Caminhando devagar, sentindo o peso da sacola e algo ainda mais pesado dentro de mim: a responsabilidade. Não lembro de alguém me ensinar como vender. Não houve roteiro, nem orientação. Apenas a tarefa.

Quando cheguei ao campo, vi pessoas conversando, jogando, assistindo. E, por algum motivo, eu me senti deslocado.

Não consegui oferecer.

Não consegui chamar.

Não consegui insistir.

Não consegui vender.

Mas consegui fazer algo.

Comecei a distribuir. Queria logo resolver o problema.

Uma laranja aqui, outra ali. Sorrisos surgiam, agradecimentos vinham, e aquilo parecia, de alguma forma, mais confortável. Mais natural. Mais leve.

Rapidamente, a sacola estava vazia. E meus bolsos também.

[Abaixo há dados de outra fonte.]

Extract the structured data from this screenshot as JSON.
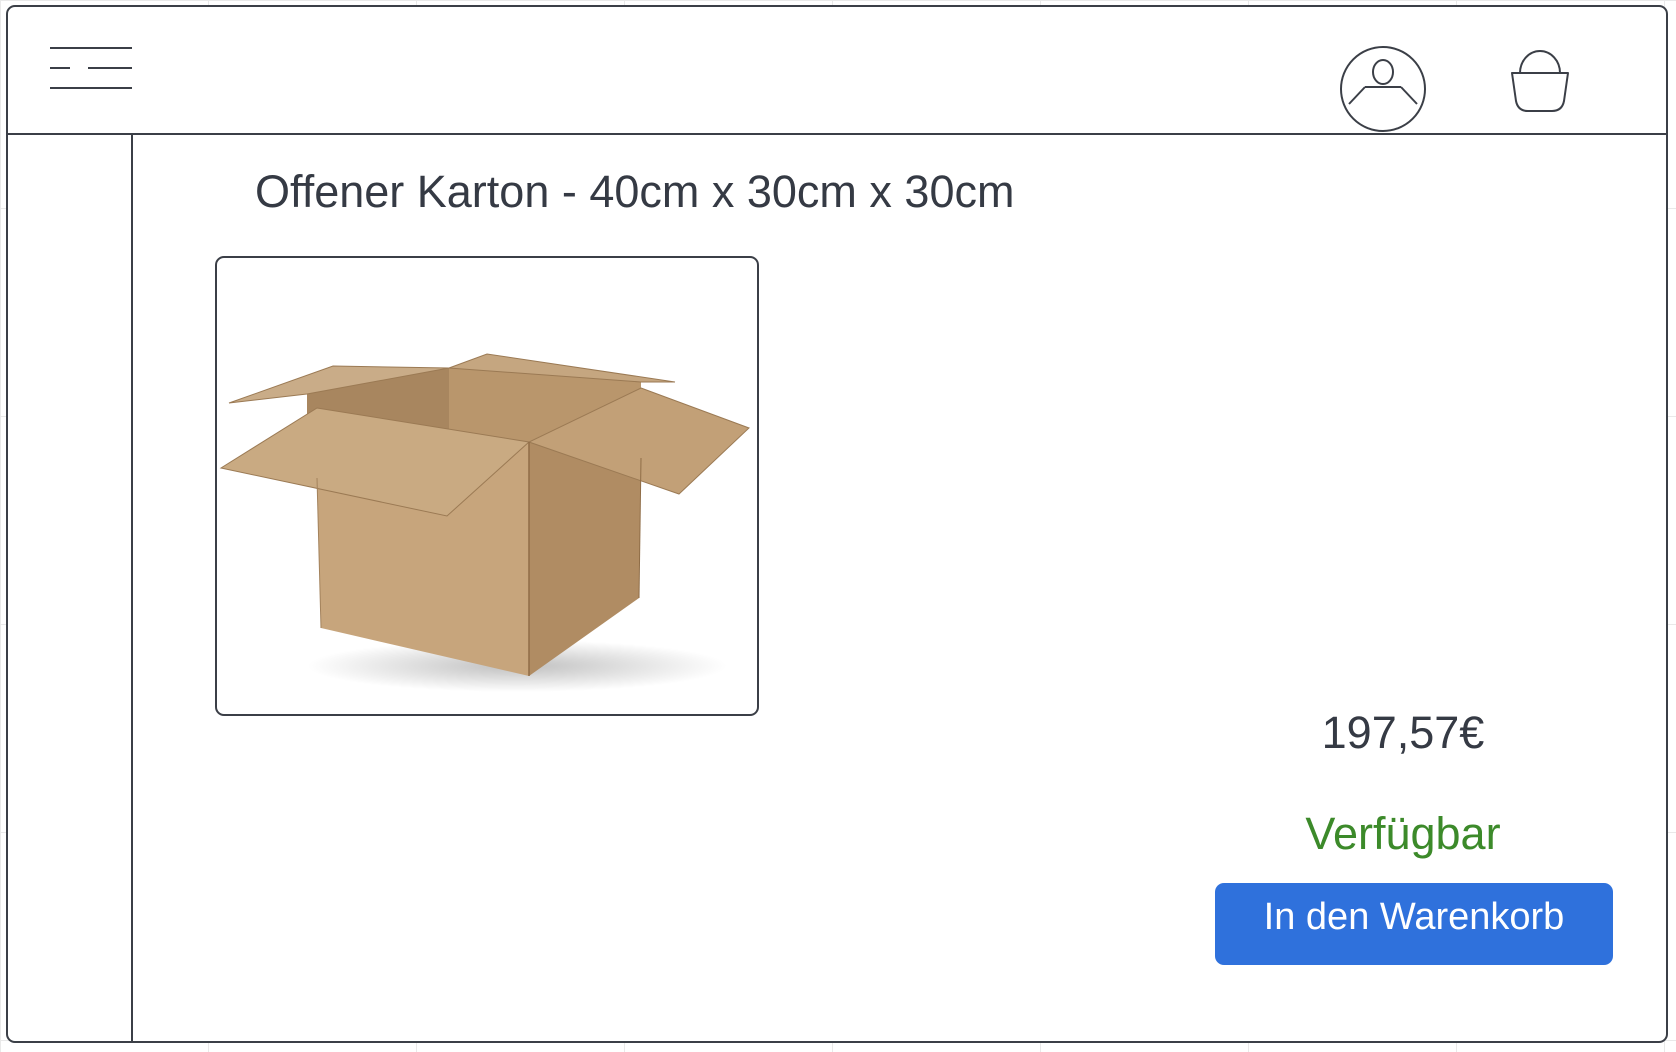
{
  "header": {
    "menu_icon": "hamburger-menu-icon",
    "account_icon": "user-account-icon",
    "cart_icon": "shopping-basket-icon"
  },
  "product": {
    "title": "Offener Karton - 40cm x 30cm x 30cm",
    "image_alt": "open-cardboard-box",
    "price": "197,57€",
    "availability": "Verfügbar",
    "add_to_cart_label": "In den Warenkorb"
  },
  "colors": {
    "outline": "#3b3f47",
    "text": "#353a44",
    "available_green": "#3c8a2a",
    "button_blue": "#2f71dc",
    "cardboard": "#c4a57f"
  }
}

Design Dolce Morumbi sob imagem em Canva

Voltei para casa com o coração apertado, mas ainda sem entender exatamente o porquê. A decepção me esperava antes mesmo de eu atravessar a porta. Não foi preciso dizer muito. O resultado falava por si.

Naquele dia, sem que ninguém declarasse formalmente, algo foi decidido: eu não tinha o “dom” para vendas.

E, curiosamente, eu acreditei. Para falar a verdade, nem achei isto ruim.

O tempo passou. Cresci. Estudei. Trabalhei. E nunca mais considerei a possibilidade de vender algo. Aquela memória ficou guardada, silenciosa, como um rótulo invisível que eu carregava sem questionar.

Até que, já adulto, surgiu uma oportunidade inesperada.

Eu estava envolvido no voluntariado de uma instituição. Um ambiente completamente diferente daquele campo de futebol — mas, de certa forma, revivendo o mesmo contexto e as mesmas variáveis: pessoas, produtos e vendas.

Logo fui convidado para fazer parte da equipe de vendas da instituição, oferecendo cursos. Não era exatamente uma obrigação, mas alguém precisava apresentar e vender aqueles produtos às pessoas.

E eu tentei.

Sem pressão. Sem o “peso” da sacola de laranjas. Sem a “obrigação” antiga.

Mas com algo novo.

Eu acreditava no que estava oferecendo.

Aqueles cursos não eram apenas produtos. Eram ferramentas. Eram oportunidades reais de transformação. Eu via valor, via impacto, via resultado antes mesmo de falar sobre eles.

E algo curioso aconteceu.

As palavras começaram a sair com naturalidade. As conversas fluíam. As pessoas ouviam. Se interessavam. Decidiam.

Compravam.

Uma vez. Depois outra. E outra.

Vendi muitos cursos. Por muitos anos. Para muitas pessoas.

Com o tempo, essa experiência evoluiu para algo ainda maior.

Design Dolce Morumbi sob imagem em Canva

Percebendo os resultados e a necessidade de preparar outras pessoas, estruturamos um curso de qualificação em vendas dentro da própria instituição. E, de forma inesperada para quem um dia “não sabia vender”, eu me tornei professor desse curso.

Passei a treinar outros voluntários.

Pessoas que, assim como eu no passado, tinham dúvidas, inseguranças e, muitas vezes, acreditavam que não levavam jeito para vendas.

E os resultados vieram.

Muitos deles passaram a vender com consistência. Ganharam confiança. Encontraram sua própria forma de se comunicar. E, principalmente, também acreditavam na transformação que os produtos promoviam, melhorando a qualidade de vida das pessoas.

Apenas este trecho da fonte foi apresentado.